SIĞINMA POLİTİKASINDA PARADİGMA DEĞİŞİKLİĞİ SÖZ KONUSU DEĞİL
Sözleşmenin “Entegrasyon, Göç, Mültecilik” bölümünde, uzun yıllardır Almanya’da geçici oturumlarla kalmak zorunda kalan mültecilere, iş piyasasının ihtiyacına bağlı olarak, belli kriterler çerçevesinde oturum hakkı verilecek. Yıllardır mültecilere uygulanan çalışma yasağının, ucuz işgücü ihtiyacına bağlı olarak kaldırılması, mültecilerin yaşadığı insani olmayan koşullar karşısında olumlu bir adım olarak değerlendirilebilir.

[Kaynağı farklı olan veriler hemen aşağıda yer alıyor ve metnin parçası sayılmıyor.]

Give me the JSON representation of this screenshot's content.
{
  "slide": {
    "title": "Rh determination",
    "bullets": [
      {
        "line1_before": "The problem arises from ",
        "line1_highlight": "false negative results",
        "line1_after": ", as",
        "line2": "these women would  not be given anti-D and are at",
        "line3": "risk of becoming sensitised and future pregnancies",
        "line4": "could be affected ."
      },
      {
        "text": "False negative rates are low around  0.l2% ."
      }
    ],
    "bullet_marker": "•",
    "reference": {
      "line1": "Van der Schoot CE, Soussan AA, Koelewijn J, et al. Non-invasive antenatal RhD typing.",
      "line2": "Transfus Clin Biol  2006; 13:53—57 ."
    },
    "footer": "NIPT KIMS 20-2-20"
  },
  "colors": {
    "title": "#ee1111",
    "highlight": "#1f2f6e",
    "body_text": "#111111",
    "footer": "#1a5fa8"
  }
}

Sığınma politikasında insancıl söylemler öne çıkarılmakla birlikte, sığınmanın nedenlerinin ortadan kaldırılmasından söz edilmiyor. Silah satışları devam ettikçe, emperyalist paylaşım amacıyla savaşlar, ekonomi ve iklim politikalarından vazgeçilmedikçe sığınmanın ortadan kaldırılamayacağı açıktır. Bu nedenle sığınma ve mültecilik sorunu sadece Almanya’ya gelenlerle sınırlı değildir, olmamalı. Bu nedenle Almanya’nın, dünya genelinde sığınma ve göç sorunun önüne geçilmesi için sorumluluk üstlenmesi gerekiyor. Hiç kimsenin yaşadığı koşullar nedeniyle yerini-yurdunu terk etmek zorunda kalmadığı bir dünyada ancak zorunlu göçler engellenebilir. Bunun için silah satışlarından, savaş politikalarından vazgeçilmelidir. İltica etmek isteyen herkese bu olanak tanınmalı, Avrupa Birliği sınırları kapatılarak insanların Akdeniz’de yaşamlarını yitirmelerine yol açan politikalara son verilmelidir. AB dışında kalan ülkelerin güvenli ülke ilan edilerek, AB sınırlarının mültecilere kapatılma politikalarından vazgeçilmelidir. Kalifiye olan mültecileri ‘iyi’, olmayanları ‘kötü’ olarak değerlendiren insanlık dışı politikadan vazgeçilmelidir.
Taleplerimiz:
- ‘Modern bir göç ülkesi olmanın’ gereği olarak her türden ayrımcılık yasaklanmalı, her alanda yerli göçmen ayrımı kaldırılarak eşit haklar sağlanmalıdır!
-
Alman vatandaşlığına geçiş süresinin düşürülmesi olumlu, ancak vatandaşlığa geçiş için var olan engeller de kaldırılmalıdır!
-
Alman vatandaşlığına geçişte “Alman yaşam biçimi” tanımlaması yerine evrensel hukuk ve insan hakları değerleri belirleyici kriter olmalıdır!
-
Almanya’yı yaşam merkezi olarak gören ve oturum hakkına sahip bütün “yabancılara” seçme-seçilme ve referandumlarda oy kullanma hakkı verilmeli!
-
Her alanda kurumsal ırkçılıkla ciddi bir mücadele yürütülmeli, bunu yapan memurlar görevden alınmalıdır!
-
İltica hakkı Anayasa ile güvence altına alınmış temel bir haktır. Bu nedenle iltica etmek isteyenlere kayıtsız şartsız bu hak tanınmalıdır!
-
Sığınmacılarla değil, sığımanın nedenleriyle mücadele edilmeli, yurtdışına silah satışı derhal durdurulmalıdır.
-
Mülteciler arasında kalifiye olan olmayan ayrımına son verilmeli, dil öğrenme, insanca barınma ve çalışma koşulları sağlanmalıdır.